Integration with TrialDB Web Interface
The third objective was to provide full integration with the existing TrialDB Web interface, to provide the freedom to switch to patient-centric query on demand.
When a set of patients matching particular search criteria is identified, a user often wants to go to records for individual patients and browse data for other parameters; in other words, the user needs to perform a patient-centric query. Such browsing is often done by instinct, based on what the query has returned. For example, the user may want to look at other data associated with what appears to be an outlier. It is not reasonable for the query interface to force the user to specify all that he or she wishes to inspect a priori. The user must therefore be able to switch between the two modes of attribute-centric and patient-centric query as seamlessly as possible. This is quite simple to achieve with Web technology: The ID of an individual patient in the output of an attribute-centric query can hyperlink to the list of forms that represent that patient's total data. This list can be readily filtered and sorted by form category, study period, and so on.
System Description
Schematic of Architecture
The overall system design, based on a standard three-tier Web architecture, is shown in Figure 1▶; the legend accompanying this figure summarizes the role of each component in the system. The user's interaction is through a Web browser. We mandate the use of Microsoft Internet Explorer 5.x or greater, for reasons discussed later.
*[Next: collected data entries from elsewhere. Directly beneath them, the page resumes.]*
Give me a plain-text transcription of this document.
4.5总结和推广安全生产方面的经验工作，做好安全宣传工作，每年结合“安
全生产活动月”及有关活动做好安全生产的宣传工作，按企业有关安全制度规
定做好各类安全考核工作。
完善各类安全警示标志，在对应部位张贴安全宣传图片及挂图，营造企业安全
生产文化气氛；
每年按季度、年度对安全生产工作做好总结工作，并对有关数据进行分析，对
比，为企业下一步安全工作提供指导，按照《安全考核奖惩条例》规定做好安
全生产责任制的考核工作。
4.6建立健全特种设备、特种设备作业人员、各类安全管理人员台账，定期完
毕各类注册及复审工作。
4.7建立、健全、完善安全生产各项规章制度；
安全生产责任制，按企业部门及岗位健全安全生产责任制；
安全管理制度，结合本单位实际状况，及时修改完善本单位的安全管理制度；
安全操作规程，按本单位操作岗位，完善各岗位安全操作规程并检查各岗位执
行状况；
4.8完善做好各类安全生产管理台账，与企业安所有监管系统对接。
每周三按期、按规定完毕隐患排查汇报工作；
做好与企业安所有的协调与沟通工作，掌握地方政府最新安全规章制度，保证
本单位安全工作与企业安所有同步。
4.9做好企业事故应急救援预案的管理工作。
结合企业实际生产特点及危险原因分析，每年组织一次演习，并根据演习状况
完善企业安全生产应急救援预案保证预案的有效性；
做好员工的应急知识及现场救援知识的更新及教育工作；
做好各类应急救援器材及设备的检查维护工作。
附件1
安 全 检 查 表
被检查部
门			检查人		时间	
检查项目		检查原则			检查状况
The Web server runs on a Microsoft Windows 2000 machine with Internet Information Server and is implemented using Active Server Pages. The database server runs on a separate CPU and uses Oracle; however, we are working toward back-end database independence.
Figure 1 .
The overall architecture of the Ad Hoc Query Interface for TrialDB. In this “three-tier” architecture, the application resides on a Web server, which mediates between the Web browser and the database. An XML-based query specification is generated by the browser through the user's interaction with the metadata and search/identification of attributes of interest. This specification is then checked for correctness, and converted to a plan of action that generates SQL to create several temporary tables in the database, which can be viewed by the user. SQL generation is done with the help of metadata and “code templates,” which are parameterizable macros. Queries can be saved for later reuse by anyone with query privileges for that study.
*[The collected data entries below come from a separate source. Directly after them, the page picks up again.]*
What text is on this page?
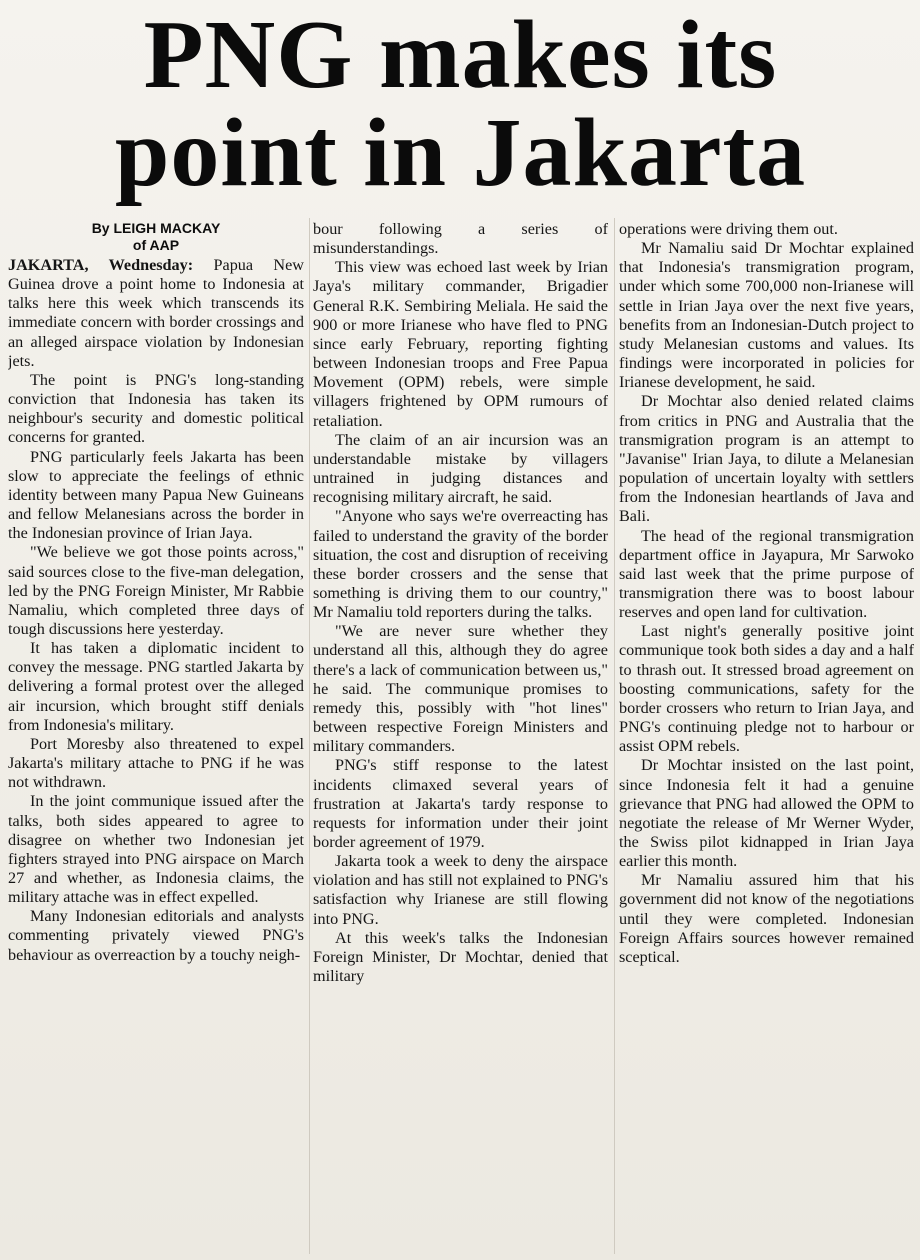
PNG makes its
point in Jakarta
By LEIGH MACKAY
of AAP

JAKARTA, Wednesday: Papua New Guinea drove a point home to Indonesia at talks here this week which transcends its immediate concern with border crossings and an alleged airspace violation by Indonesian jets.

The point is PNG's long-standing conviction that Indonesia has taken its neighbour's security and domestic political concerns for granted.

PNG particularly feels Jakarta has been slow to appreciate the feelings of ethnic identity between many Papua New Guineans and fellow Melanesians across the border in the Indonesian province of Irian Jaya.

"We believe we got those points across," said sources close to the five-man delegation, led by the PNG Foreign Minister, Mr Rabbie Namaliu, which completed three days of tough discussions here yesterday.

It has taken a diplomatic incident to convey the message. PNG startled Jakarta by delivering a formal protest over the alleged air incursion, which brought stiff denials from Indonesia's military.

Port Moresby also threatened to expel Jakarta's military attache to PNG if he was not withdrawn.

In the joint communique issued after the talks, both sides appeared to agree to disagree on whether two Indonesian jet fighters strayed into PNG airspace on March 27 and whether, as Indonesia claims, the military attache was in effect expelled.

Many Indonesian editorials and analysts commenting privately viewed PNG's behaviour as overreaction by a touchy neigh-

bour following a series of misunderstandings.

This view was echoed last week by Irian Jaya's military commander, Brigadier General R.K. Sembiring Meliala. He said the 900 or more Irianese who have fled to PNG since early February, reporting fighting between Indonesian troops and Free Papua Movement (OPM) rebels, were simple villagers frightened by OPM rumours of retaliation.

The claim of an air incursion was an understandable mistake by villagers untrained in judging distances and recognising military aircraft, he said.

"Anyone who says we're overreacting has failed to understand the gravity of the border situation, the cost and disruption of receiving these border crossers and the sense that something is driving them to our country," Mr Namaliu told reporters during the talks.

"We are never sure whether they understand all this, although they do agree there's a lack of communication between us," he said. The communique promises to remedy this, possibly with "hot lines" between respective Foreign Ministers and military commanders.

PNG's stiff response to the latest incidents climaxed several years of frustration at Jakarta's tardy response to requests for information under their joint border agreement of 1979.

Jakarta took a week to deny the airspace violation and has still not explained to PNG's satisfaction why Irianese are still flowing into PNG.

At this week's talks the Indonesian Foreign Minister, Dr Mochtar, denied that military

operations were driving them out.

Mr Namaliu said Dr Mochtar explained that Indonesia's transmigration program, under which some 700,000 non-Irianese will settle in Irian Jaya over the next five years, benefits from an Indonesian-Dutch project to study Melanesian customs and values. Its findings were incorporated in policies for Irianese development, he said.

Dr Mochtar also denied related claims from critics in PNG and Australia that the transmigration program is an attempt to "Javanise" Irian Jaya, to dilute a Melanesian population of uncertain loyalty with settlers from the Indonesian heartlands of Java and Bali.

The head of the regional transmigration department office in Jayapura, Mr Sarwoko said last week that the prime purpose of transmigration there was to boost labour reserves and open land for cultivation.

Last night's generally positive joint communique took both sides a day and a half to thrash out. It stressed broad agreement on boosting communications, safety for the border crossers who return to Irian Jaya, and PNG's continuing pledge not to harbour or assist OPM rebels.

Dr Mochtar insisted on the last point, since Indonesia felt it had a genuine grievance that PNG had allowed the OPM to negotiate the release of Mr Werner Wyder, the Swiss pilot kidnapped in Irian Jaya earlier this month.

Mr Namaliu assured him that his government did not know of the negotiations until they were completed. Indonesian Foreign Affairs sources however remained sceptical.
The database schema consists of several sub-components.
Saved query definitions may be retrieved for later reuse and modification. A query definition is stored internally in relationalized form in three tables. However, it also has an XML counterpart that is used as the basis for communication between the Web browser and the Web Server. At the browser end, the query specification is composed through the user's actions via scripting code embedded in the Web page and executing within the browser. At the server, the specification is parsed, validated for correctness, and converted into an action plan. The use of XML is discussed later.
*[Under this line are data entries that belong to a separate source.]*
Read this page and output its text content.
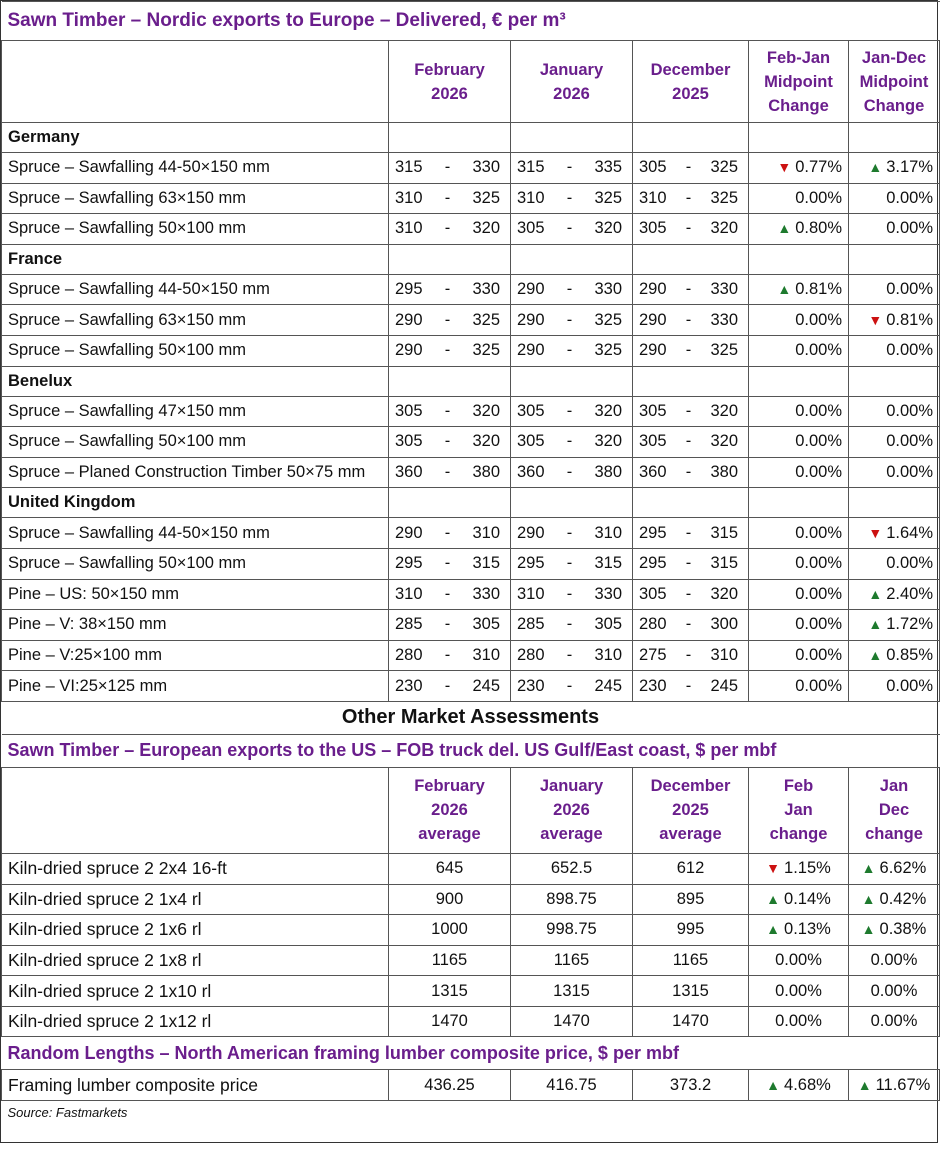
Sawn Timber – Nordic exports to Europe – Delivered, € per m³					

	February
2026	January
2026	December
2025	Feb-Jan
Midpoint
Change	Jan-Dec
Midpoint
Change

Germany					
Spruce – Sawfalling 44-50×150 mm	315 - 330	315 - 335	305 - 325	▼ 0.77%	▲ 3.17%
Spruce – Sawfalling 63×150 mm	310 - 325	310 - 325	310 - 325	0.00%	0.00%
Spruce – Sawfalling 50×100 mm	310 - 320	305 - 320	305 - 320	▲ 0.80%	0.00%
France					
Spruce – Sawfalling 44-50×150 mm	295 - 330	290 - 330	290 - 330	▲ 0.81%	0.00%
Spruce – Sawfalling 63×150 mm	290 - 325	290 - 325	290 - 330	0.00%	▼ 0.81%
Spruce – Sawfalling 50×100 mm	290 - 325	290 - 325	290 - 325	0.00%	0.00%
Benelux					
Spruce – Sawfalling 47×150 mm	305 - 320	305 - 320	305 - 320	0.00%	0.00%
Spruce – Sawfalling 50×100 mm	305 - 320	305 - 320	305 - 320	0.00%	0.00%
Spruce – Planed Construction Timber 50×75 mm	360 - 380	360 - 380	360 - 380	0.00%	0.00%
United Kingdom					
Spruce – Sawfalling 44-50×150 mm	290 - 310	290 - 310	295 - 315	0.00%	▼ 1.64%
Spruce – Sawfalling 50×100 mm	295 - 315	295 - 315	295 - 315	0.00%	0.00%
Pine – US: 50×150 mm	310 - 330	310 - 330	305 - 320	0.00%	▲ 2.40%
Pine – V: 38×150 mm	285 - 305	285 - 305	280 - 300	0.00%	▲ 1.72%
Pine – V:25×100 mm	280 - 310	280 - 310	275 - 310	0.00%	▲ 0.85%
Pine – VI:25×125 mm	230 - 245	230 - 245	230 - 245	0.00%	0.00%
Other Market Assessments					
Sawn Timber – European exports to the US – FOB truck del. US Gulf/East coast, $ per mbf					

	February
2026
average	January
2026
average	December
2025
average	Feb
Jan
change	Jan
Dec
change

Kiln-dried spruce 2 2x4 16-ft	645	652.5	612	▼ 1.15%	▲ 6.62%
Kiln-dried spruce 2 1x4 rl	900	898.75	895	▲ 0.14%	▲ 0.42%
Kiln-dried spruce 2 1x6 rl	1000	998.75	995	▲ 0.13%	▲ 0.38%
Kiln-dried spruce 2 1x8 rl	1165	1165	1165	0.00%	0.00%
Kiln-dried spruce 2 1x10 rl	1315	1315	1315	0.00%	0.00%
Kiln-dried spruce 2 1x12 rl	1470	1470	1470	0.00%	0.00%
Random Lengths – North American framing lumber composite price, $ per mbf					
Framing lumber composite price	436.25	416.75	373.2	▲ 4.68%	▲ 11.67%
Source: Fastmarkets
Data tables are queried and the results stored in temporary output tables, which are displayed to the user after query execution and can also be downloaded. Output tables are named using a convention with the user login name as a prefix, followed by a program-generated default. The user can modify the generated names prior to query execution. Output table names are checked for uniqueness to prevent accidental overwriting of data. The collective set of output tables created by a given user simulates a “user workspace.”
The metadata tables are browsed by the user as well as consulted by the SQL generator, which is discussed later. The user selects attributes of interest and optionally constrains them by value, aggregate operator, or occurrence within particular study periods. The metadata are presented to the user so as to hide the distinction between attributes represented in EAV form and attributes represented via conventional tables, e.g., demographics and scheduled therapies. (In our previous work, we have emphasized the importance of deliberately blurring this distinction, which is due to a system designer's decision and generally irrelevant from the user's perspective.) The metadata schema is discussed later.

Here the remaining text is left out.